Once the house is at it's new home, we'll put a roof on, make the door and the cabinets, and finish things off. We may not get to the painting till we get to Seattle. In fact, there maybe several finishing touches to do it once we're there.

Saturday, July 18, 2009

Tiny Bungalow

Our plan is for our tiny house to have a Arts and Crafts / Mission sort of look. To that end, I slapped together a mock up of the porch light fixture.

The final one will look a bit different, but will have the same sort of aesthetic.

See! The electrical system actually works!

Friday, July 17, 2009

Plan ahead

I'm usually pretty good about planning ahead, but occasionally I miss stuff.

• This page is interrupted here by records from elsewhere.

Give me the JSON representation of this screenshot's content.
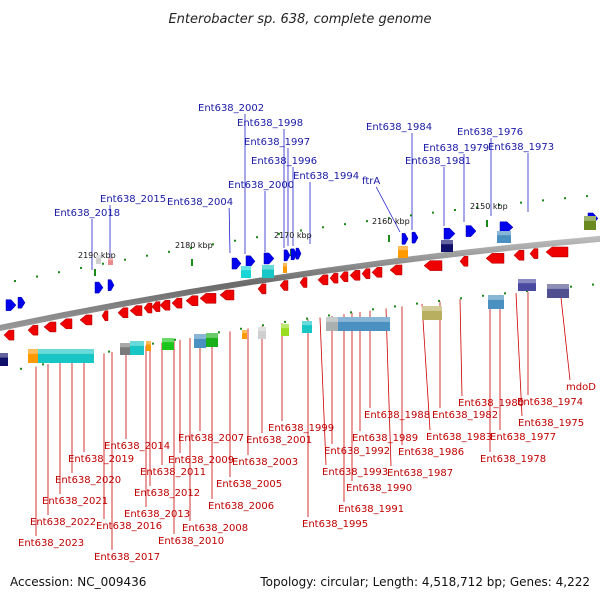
{
  "title": "Enterobacter sp. 638, complete genome",
  "footer": {
    "accession": "Accession: NC_009436",
    "summary": "Topology: circular; Length: 4,518,712 bp; Genes: 4,222"
  },
  "colors": {
    "forward": "#0000ee",
    "reverse": "#ee0000",
    "blue_label": "#1a1aa6",
    "red_label": "#c00000",
    "leader_blue": "#2222cc",
    "leader_red": "#cc0000",
    "backbone": "#7a7a7a",
    "tick": "#1a8a1a"
  },
  "scale_marks": [
    {
      "label": "2190 kbp"
    },
    {
      "label": "2180 kbp"
    },
    {
      "label": "2170 kbp"
    },
    {
      "label": "2160 kbp"
    },
    {
      "label": "2150 kbp"
    }
  ],
  "top_genes": [
    "Ent638_2018",
    "Ent638_2015",
    "Ent638_2004",
    "Ent638_2002",
    "Ent638_2000",
    "Ent638_1998",
    "Ent638_1997",
    "Ent638_1996",
    "Ent638_1994",
    "ftrA",
    "Ent638_1984",
    "Ent638_1981",
    "Ent638_1979",
    "Ent638_1976",
    "Ent638_1973"
  ],
  "bottom_genes": [
    "Ent638_2023",
    "Ent638_2022",
    "Ent638_2021",
    "Ent638_2020",
    "Ent638_2019",
    "Ent638_2017",
    "Ent638_2016",
    "Ent638_2014",
    "Ent638_2013",
    "Ent638_2012",
    "Ent638_2011",
    "Ent638_2010",
    "Ent638_2009",
    "Ent638_2008",
    "Ent638_2007",
    "Ent638_2006",
    "Ent638_2005",
    "Ent638_2003",
    "Ent638_2001",
    "Ent638_1999",
    "Ent638_1995",
    "Ent638_1993",
    "Ent638_1992",
    "Ent638_1991",
    "Ent638_1990",
    "Ent638_1989",
    "Ent638_1988",
    "Ent638_1987",
    "Ent638_1986",
    "Ent638_1983",
    "Ent638_1982",
    "Ent638_1980",
    "Ent638_1978",
    "Ent638_1977",
    "Ent638_1975",
    "Ent638_1974",
    "mdoD"
  ]
}
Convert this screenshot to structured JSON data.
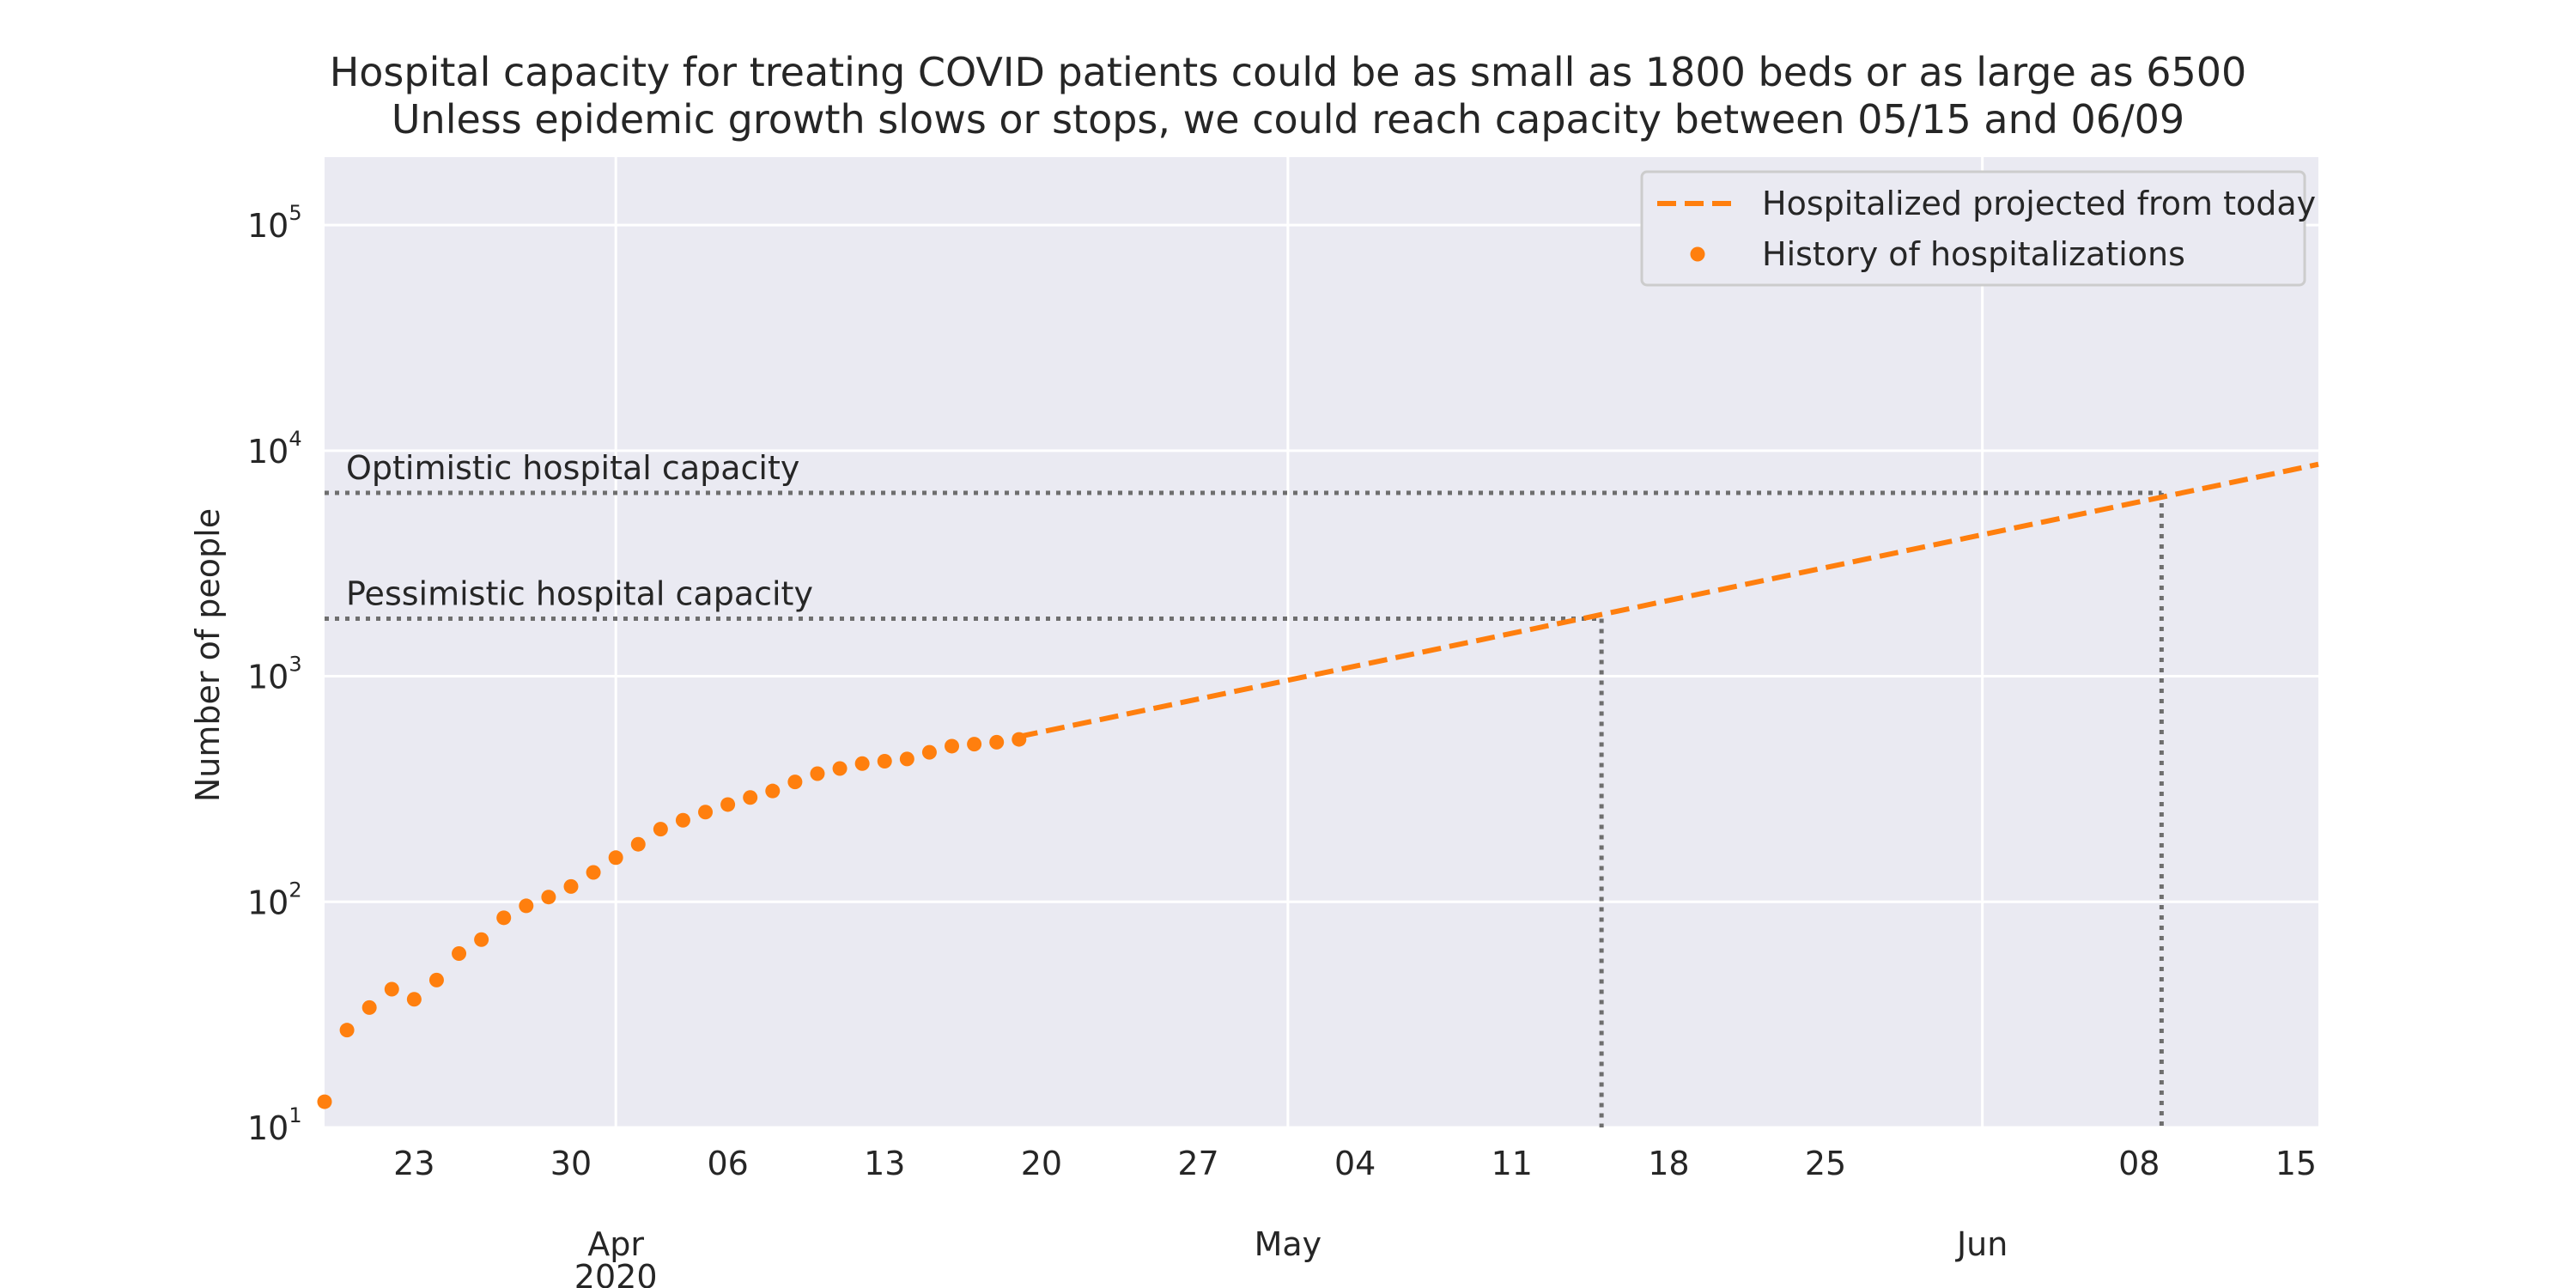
{
  "chart_data": {
    "type": "line",
    "title": "Hospital capacity for treating COVID patients could be as small as 1800 beds or as large as 6500",
    "subtitle": "Unless epidemic growth slows or stops, we could reach capacity between 05/15 and 06/09",
    "xlabel": "",
    "ylabel": "Number of people",
    "yscale": "log",
    "ylim": [
      10,
      200000
    ],
    "xlim": [
      "2020-03-19",
      "2020-06-16"
    ],
    "grid": true,
    "legend_position": "top-right",
    "x_ticks": [
      {
        "date": "2020-03-23",
        "label": "23"
      },
      {
        "date": "2020-03-30",
        "label": "30"
      },
      {
        "date": "2020-04-06",
        "label": "06"
      },
      {
        "date": "2020-04-13",
        "label": "13"
      },
      {
        "date": "2020-04-20",
        "label": "20"
      },
      {
        "date": "2020-04-27",
        "label": "27"
      },
      {
        "date": "2020-05-04",
        "label": "04"
      },
      {
        "date": "2020-05-11",
        "label": "11"
      },
      {
        "date": "2020-05-18",
        "label": "18"
      },
      {
        "date": "2020-05-25",
        "label": "25"
      },
      {
        "date": "2020-06-08",
        "label": "08"
      },
      {
        "date": "2020-06-15",
        "label": "15"
      }
    ],
    "x_month_ticks": [
      {
        "date": "2020-04-01",
        "label": "Apr",
        "year": "2020"
      },
      {
        "date": "2020-05-01",
        "label": "May",
        "year": ""
      },
      {
        "date": "2020-06-01",
        "label": "Jun",
        "year": ""
      }
    ],
    "y_ticks": [
      {
        "value": 10,
        "base": "10",
        "exponent": "1"
      },
      {
        "value": 100,
        "base": "10",
        "exponent": "2"
      },
      {
        "value": 1000,
        "base": "10",
        "exponent": "3"
      },
      {
        "value": 10000,
        "base": "10",
        "exponent": "4"
      },
      {
        "value": 100000,
        "base": "10",
        "exponent": "5"
      }
    ],
    "series": [
      {
        "name": "Hospitalized projected from today",
        "style": "dashed",
        "color": "#ff7f0e",
        "points": [
          {
            "x": "2020-04-19",
            "y": 540
          },
          {
            "x": "2020-06-16",
            "y": 8700
          }
        ]
      },
      {
        "name": "History of hospitalizations",
        "style": "scatter",
        "color": "#ff7f0e",
        "points": [
          {
            "x": "2020-03-19",
            "y": 13
          },
          {
            "x": "2020-03-20",
            "y": 27
          },
          {
            "x": "2020-03-21",
            "y": 34
          },
          {
            "x": "2020-03-22",
            "y": 41
          },
          {
            "x": "2020-03-23",
            "y": 37
          },
          {
            "x": "2020-03-24",
            "y": 45
          },
          {
            "x": "2020-03-25",
            "y": 59
          },
          {
            "x": "2020-03-26",
            "y": 68
          },
          {
            "x": "2020-03-27",
            "y": 85
          },
          {
            "x": "2020-03-28",
            "y": 96
          },
          {
            "x": "2020-03-29",
            "y": 105
          },
          {
            "x": "2020-03-30",
            "y": 117
          },
          {
            "x": "2020-03-31",
            "y": 135
          },
          {
            "x": "2020-04-01",
            "y": 157
          },
          {
            "x": "2020-04-02",
            "y": 180
          },
          {
            "x": "2020-04-03",
            "y": 210
          },
          {
            "x": "2020-04-04",
            "y": 230
          },
          {
            "x": "2020-04-05",
            "y": 250
          },
          {
            "x": "2020-04-06",
            "y": 270
          },
          {
            "x": "2020-04-07",
            "y": 290
          },
          {
            "x": "2020-04-08",
            "y": 310
          },
          {
            "x": "2020-04-09",
            "y": 340
          },
          {
            "x": "2020-04-10",
            "y": 370
          },
          {
            "x": "2020-04-11",
            "y": 390
          },
          {
            "x": "2020-04-12",
            "y": 410
          },
          {
            "x": "2020-04-13",
            "y": 420
          },
          {
            "x": "2020-04-14",
            "y": 430
          },
          {
            "x": "2020-04-15",
            "y": 460
          },
          {
            "x": "2020-04-16",
            "y": 490
          },
          {
            "x": "2020-04-17",
            "y": 500
          },
          {
            "x": "2020-04-18",
            "y": 510
          },
          {
            "x": "2020-04-19",
            "y": 525
          }
        ]
      }
    ],
    "reference_lines": [
      {
        "label": "Optimistic hospital capacity",
        "y": 6500,
        "reached_date": "2020-06-09",
        "color": "#6e6e6e",
        "style": "dotted"
      },
      {
        "label": "Pessimistic hospital capacity",
        "y": 1800,
        "reached_date": "2020-05-15",
        "color": "#6e6e6e",
        "style": "dotted"
      }
    ],
    "colors": {
      "plot_background": "#eaeaf2",
      "grid": "#ffffff",
      "text": "#262626",
      "legend_border": "#cccccc",
      "legend_background": "#eaeaf2"
    }
  }
}
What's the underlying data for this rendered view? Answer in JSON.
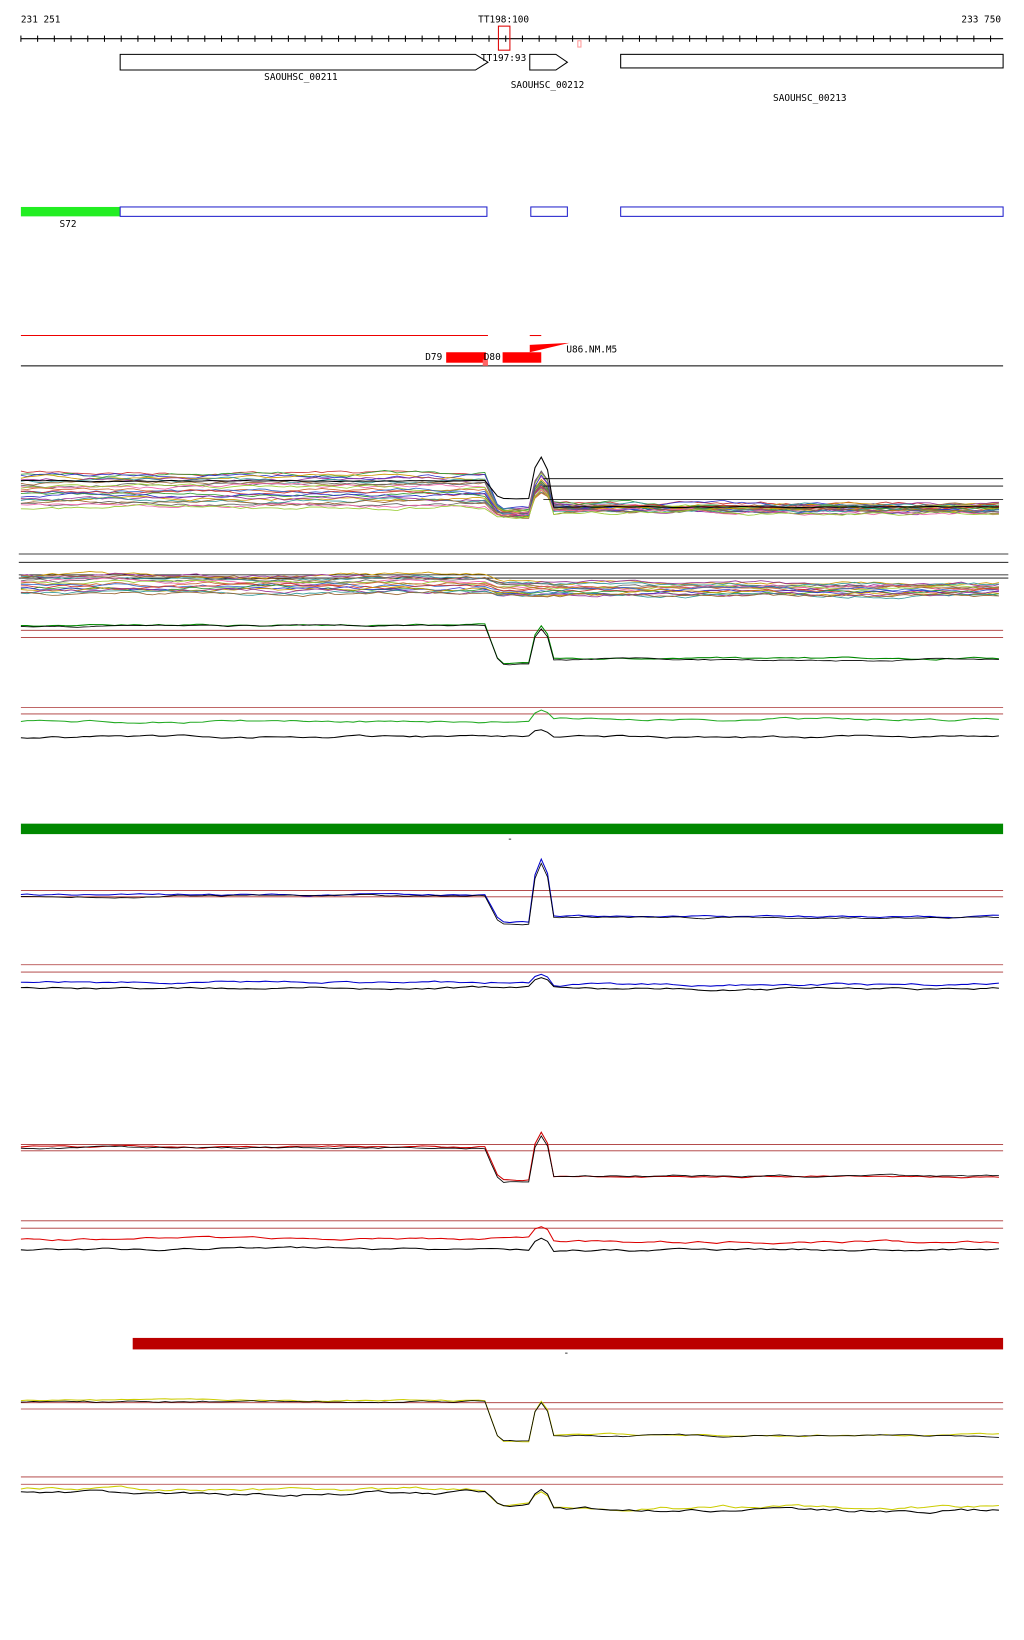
{
  "ruler": {
    "start": "231 251",
    "end": "233 750",
    "marker": "TT198:100"
  },
  "terminator": "TT197:93",
  "genes": [
    "SAOUHSC_00211",
    "SAOUHSC_00212",
    "SAOUHSC_00213"
  ],
  "segment": "S72",
  "features": [
    "D79",
    "D80",
    "U86.NM.M5"
  ],
  "bar_labels": [
    "-",
    "-"
  ]
}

The three photos below illustrate this.

In the first, look between the two windows on the right and you see the vapor barrier over insulation. In the next, you see paneling up to the window level, the vapor barrier torn aside and me installing 2x2 framework. In the last one, the paneling is done.

What happened is that I had put paneling up just a bit higher than in the second shot and remembered we were going to put our heater (lower left of the second photo) on this wall. Then I wondered what it was going to attach too. Then I got the heater out and read the instructions. Then I started ripping stuff apart to put a framework in place to attach the heater too. Of course it worked out fine, but took time I'd rather have not spent this way.

The thing that is time consuming - besides ripping stuff out and rebuilding it - is cutting all the notches around windows and outlets.

Wednesday, July 15, 2009

Latest update

It is hard to get good photos of the front of the house (the back of the trailer) because of the way our shop is laid out, but here is a pic of some of the detail around the porch area. We have protective cover over the deck boards and don't yet have all the trim in place - notably around the door.

In the picture below you can see 2 4x4s in the foreground that aren't part of the house, but otherwise this should give you an idea of how the front of the house is coming together.

We wanted an insulated box around the wheel wells, so we build a simple 2x4 structure for that, and you can see that we have sealed the edges in most places with foam insulation.

The foam is a VOC free soy based insulation.